At MDC, we talk a lot about equity. Equity is related to, but not the same as, the American ideal of equal opportunity, which is, as MDC’s president David Dodson says, the idea that “if you work hard, and you play by the rules, you can succeed, because the environment is largely benign.” That ideal is far from being realized. In this video of a presentation at Brazosport College Dodson explains equity in the community college context:

There is a gap between reality, the current reality of deep performance gaps between and among student groups, and the longed for ideal of a society that really does have this level playing field where people who work hard can move ahead without restriction.

 

Once we see those performance gaps, we have to ask ourselves why they exist. More from the Dodson video:

To what degree are the gaps that we see between one group of students and another the result of inadequate individual effort, or do they indicate the presence of a tilted playing field that may have a lot of obstacles and landmines in it?

That titled playing field, full of landmines, is governed by structural inequities, or “policies and practices that result in achievement gaps, because of the way institutions and society are organized and operated.” While these inequities may be beyond individual control, they are not beyond institutional and societal control; we can neutralize them when we design policies, practices, and programs with equity in mind. Dodson explains the difference between equal treatment and equitable treatment:

Practicing equity does not mean treating all students identically. Two people come into the Emergency Room: one suffering a heart attack, the other has a broken foot. I would not treat them equally. I would treat them equitably. In other words, their situation defines the nature of the response.

The medical analogy for equity is the triage process: assigning degrees of urgency of illness to determine priority of treatment. We need a triage protocol for our systems of educational and economic opportunity.

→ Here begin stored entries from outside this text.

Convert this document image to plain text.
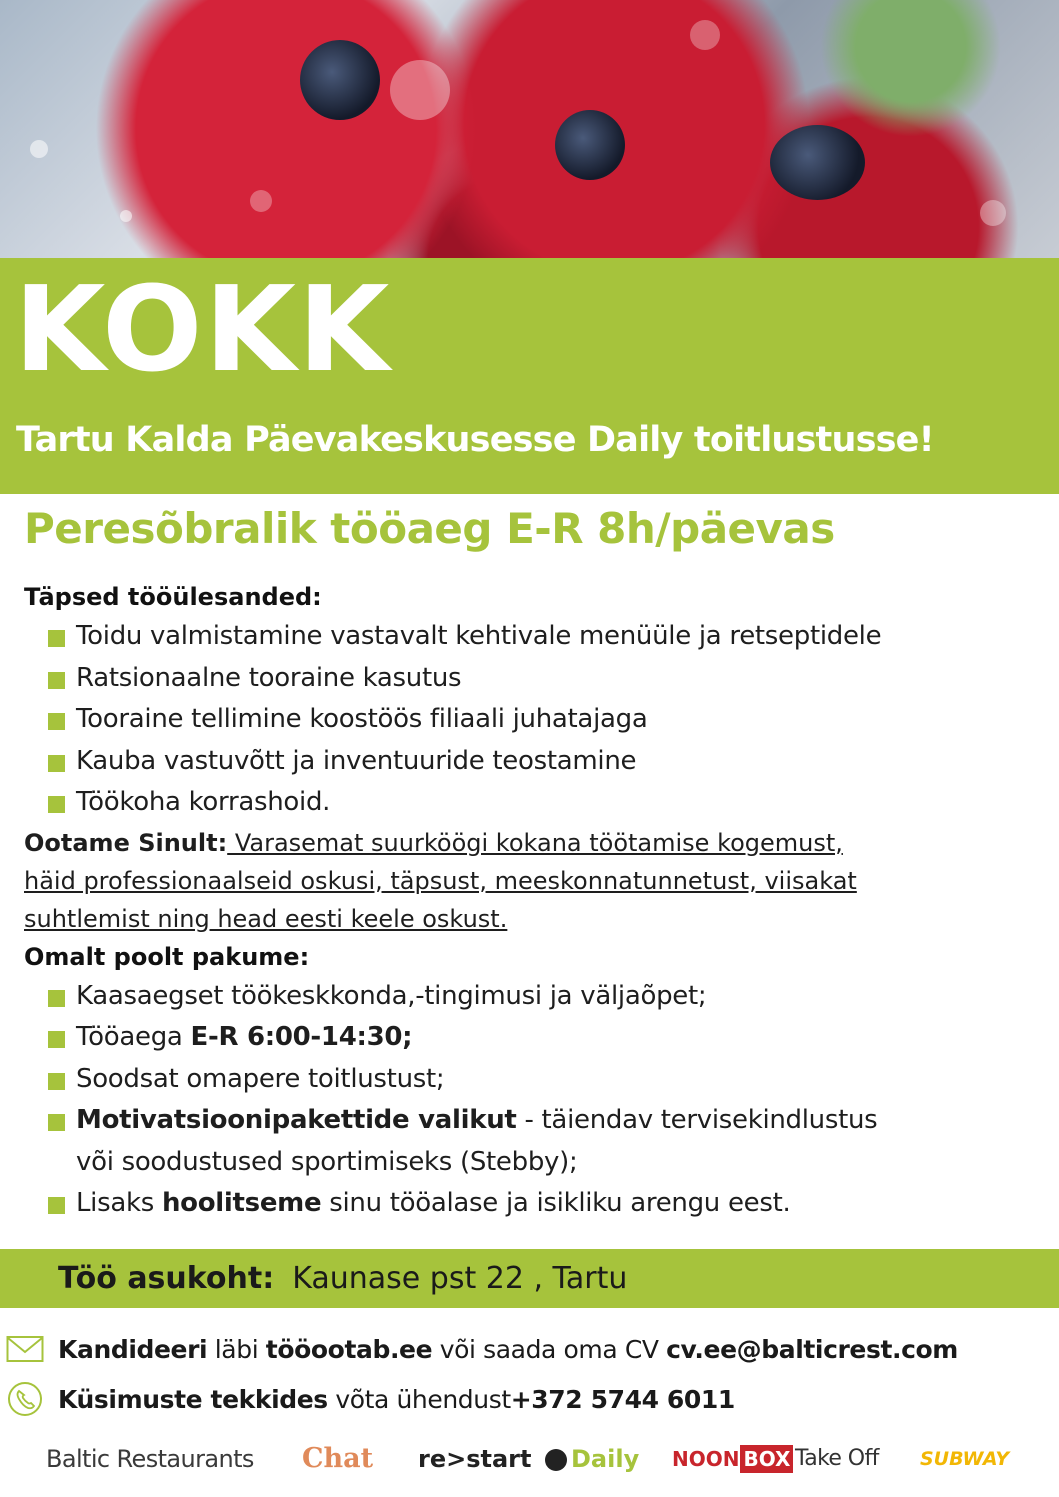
KOKK
Tartu Kalda Päevakeskusesse Daily toitlustusse!
Peresõbralik tööaeg E-R 8h/päevas
Täpsed tööülesanded:
Toidu valmistamine vastavalt kehtivale menüüle ja retseptidele
Ratsionaalne tooraine kasutus
Tooraine tellimine koostöös filiaali juhatajaga
Kauba vastuvõtt ja inventuuride teostamine
Töökoha korrashoid.
Ootame Sinult: Varasemat suurköögi kokana töötamise kogemust,
häid professionaalseid oskusi, täpsust, meeskonnatunnetust, viisakat
suhtlemist ning head eesti keele oskust.
Omalt poolt pakume:
Kaasaegset töökeskkonda,-tingimusi ja väljaõpet;
Tööaega E-R 6:00-14:30;
Soodsat omapere toitlustust;
Motivatsioonipakettide valikut - täiendav tervisekindlustus
või soodustused sportimiseks (Stebby);
Lisaks hoolitseme sinu tööalase ja isikliku arengu eest.
Töö asukoht: Kaunase pst 22 , Tartu
Kandideeri läbi tööootab.ee või saada oma CV cv.ee@balticrest.com
Küsimuste tekkides võta ühendust+372 5744 6011
Baltic Restaurants Chat re>start	Daily NOON BOX Take Off SUBWAY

A belief that equal treatment, and not equitable treatment, will eventually lead to a level playing field is dangerous. Equity is particularly important when we think about continued disparities in outcomes by race and ethnicity. Structural racism is structural inequity that results from a history of advantaging one group, white Americans, over people of color. We talked about this on the blog last week: “We have to understand this past, of how we built and maintain the narrative of racial difference, not as a footnote or blunder in an otherwise admirable advancement of American society, but as woven deeply into the fabric of our social and economic structures.” We like to think that our society has moved beyond racism, but if the past few weeks of public discourse have taught us anything, it is that we still have work to do, particularly in the South. Ta-Nehisi Coates explains why we can not just wish away the legacy and continued injury of slavery, white supremacist terrorism, and segregation:

Indeed, in America, there is a strange and powerful belief that if you stab a black person 10 times, the bleeding stops and the healing begins the moment the assailant drops the knife. We believe white dominance to be a fact of the inert past, a delinquent debt that can be made to disappear if only we don’t look.

That is why we need to talk about equity. That is why we need to talk about racial equity.

Why does this conversation about equity matter? Equity matters for how we understand society and because it impacts what we are willing to invest in and who we are willing to invest in. Without understanding equity, growing inequality and low economic mobility do not seem like a big deal; there will always be some people who succeed and some who do not, we might think. But when we understand that your odds of success, or your access to the systems of educational and economic success, depend on your starting point, and that starting point is based in a history of oppression and injury, then we see why equitable treatment matters. “The equity point of view says different students have different needs for resources and support precisely because the playing field for them may not be as level as we like to think,” as Dodson says. “Practicing fairness means giving students what they need according to the situation in which they find themselves.”

The video of David Dodson’s remarks was produced by Brazosport College and made available by Achieving the Dream, a national effort to improve student success at community colleges with equity as a central value.